R-süreç simülasyonları, araştırma ekibinin makine öğreniminin nükleer yapıya ilişkin ilgili araştırmalara uygulanmasını tamamlar. Yakın zamanda yayınlanan bir makalede Fiziksel İnceleme C[2] Editörün Önerisi olarak seçilen ekip, niceliksel belirsizliklerle nükleer bağlanma enerjilerini yeniden üretmek için makine öğrenimi algoritmalarını kullandı; yani, bir atom çekirdeğini protonlara ve nötronlara ayırmak için gereken enerjiyi ve her tahmin için ilgili bir hata çubuğunu belirleyebildiler. Böylece algoritma, aksi durumda mevcut nükleer modellemeden elde edilmesi önemli miktarda hesaplama süresi ve kaynak gerektirecek bilgileri sağlar.

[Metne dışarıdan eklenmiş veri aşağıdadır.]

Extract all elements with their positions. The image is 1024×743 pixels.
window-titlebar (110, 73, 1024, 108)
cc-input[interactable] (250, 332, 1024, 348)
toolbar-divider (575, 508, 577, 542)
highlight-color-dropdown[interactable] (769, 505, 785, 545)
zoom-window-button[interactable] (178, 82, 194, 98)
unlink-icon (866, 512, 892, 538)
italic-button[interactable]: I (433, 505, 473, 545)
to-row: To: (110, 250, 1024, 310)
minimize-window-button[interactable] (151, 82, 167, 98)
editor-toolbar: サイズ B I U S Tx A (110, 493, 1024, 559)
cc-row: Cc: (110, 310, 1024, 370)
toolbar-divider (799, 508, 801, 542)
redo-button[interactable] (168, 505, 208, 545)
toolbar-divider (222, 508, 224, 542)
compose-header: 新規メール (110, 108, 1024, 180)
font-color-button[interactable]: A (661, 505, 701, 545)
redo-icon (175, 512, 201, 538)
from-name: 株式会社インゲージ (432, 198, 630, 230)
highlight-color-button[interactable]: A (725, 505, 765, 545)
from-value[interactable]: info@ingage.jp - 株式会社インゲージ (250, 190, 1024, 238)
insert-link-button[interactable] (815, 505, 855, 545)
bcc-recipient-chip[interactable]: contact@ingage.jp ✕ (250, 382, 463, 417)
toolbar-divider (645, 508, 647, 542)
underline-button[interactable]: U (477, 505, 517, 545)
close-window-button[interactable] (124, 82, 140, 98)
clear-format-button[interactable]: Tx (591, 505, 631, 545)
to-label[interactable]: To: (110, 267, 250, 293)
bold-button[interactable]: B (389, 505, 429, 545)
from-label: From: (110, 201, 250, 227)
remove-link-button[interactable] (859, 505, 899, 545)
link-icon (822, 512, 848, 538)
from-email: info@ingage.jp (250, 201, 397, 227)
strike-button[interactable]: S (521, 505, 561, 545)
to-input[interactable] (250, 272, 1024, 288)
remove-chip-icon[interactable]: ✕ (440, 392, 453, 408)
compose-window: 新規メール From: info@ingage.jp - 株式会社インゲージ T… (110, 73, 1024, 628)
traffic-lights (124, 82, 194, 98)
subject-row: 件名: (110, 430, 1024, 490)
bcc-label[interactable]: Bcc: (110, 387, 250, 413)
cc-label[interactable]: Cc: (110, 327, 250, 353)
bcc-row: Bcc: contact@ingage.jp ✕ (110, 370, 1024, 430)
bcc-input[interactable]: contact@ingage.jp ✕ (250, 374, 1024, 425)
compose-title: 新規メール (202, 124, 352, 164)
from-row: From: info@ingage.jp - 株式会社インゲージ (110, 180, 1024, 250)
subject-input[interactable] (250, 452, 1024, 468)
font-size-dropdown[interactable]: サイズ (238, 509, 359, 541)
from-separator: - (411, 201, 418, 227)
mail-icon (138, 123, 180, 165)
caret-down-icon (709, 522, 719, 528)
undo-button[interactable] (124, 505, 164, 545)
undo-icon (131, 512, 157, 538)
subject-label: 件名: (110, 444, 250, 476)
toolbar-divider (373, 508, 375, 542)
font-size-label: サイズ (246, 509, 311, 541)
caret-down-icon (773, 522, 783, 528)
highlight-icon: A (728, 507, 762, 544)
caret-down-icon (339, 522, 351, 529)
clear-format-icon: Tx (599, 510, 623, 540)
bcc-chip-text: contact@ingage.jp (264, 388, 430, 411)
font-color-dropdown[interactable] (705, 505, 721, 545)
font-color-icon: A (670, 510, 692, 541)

İlgili çalışmalarda,[3] Ekip, hassas deneysel verileri teorik bilgilerle birleştirmek için makine öğrenimi modelini kullandı. Bu sonuçlar[4] nükleer haritanın bilinen bölgesini genişletmeyi ve ağır elementlerin kökenini ortaya çıkarmayı amaçlayan yeni Nadir İzotop Kirişler Tesisi’ndeki ilk deneysel kampanyalardan bazılarını motive etti.

Referanslar:

  1. Mengke Li, Trevor M. Sprouse, Bradley S. Meyer ve Matthew R. Mumpower tarafından yazılan “Astrofiziksel r süreci için makine öğrenimi ile atomik kütleler”, 6 Aralık 2023, Fizik Harfleri B.
    DOI: 10.1016/j.physletb.2023.138385
  2. AE Lovell, AT Mohan, TM Sprouse ve MR Mumpower tarafından yazılan “Nükleer kütleler olasılıksal bir sinir ağından öğrenildi”, 13 Temmuz 2022, Fiziksel İnceleme C.
    DOI: 10.1103/PhysRevC.106.014305
  3. MR Mumpower, TM Sprouse, AE Lovell ve AT Mohan tarafından yazılan “Nükleer kütleler için fiziksel olarak yorumlanabilir makine öğrenimi”, 1 Ağustos 2022, Fiziksel İnceleme C.
    DOI: 10.1103/PhysRevC.106.L021301
  4. Matthew Mumpower, Mengke Li, Trevor M. Sprouse, Bradley S. Meyer, Amy E. Lovell ve Arvind T. Mohan, “Makine Öğrenimi yaklaşımında atom çekirdeğinin temel durum kütlelerinin Bayes ortalaması”, 7 Temmuz 2023, Fizikte Sınırlar.
    DOI: 10.3389/fphy.2023.1198572

Finansman: Bu çalışma Los Alamos’taki Laboratuvara Yönelik Araştırma ve Geliştirme programı ve NASA Yükselen Dünyalar programı.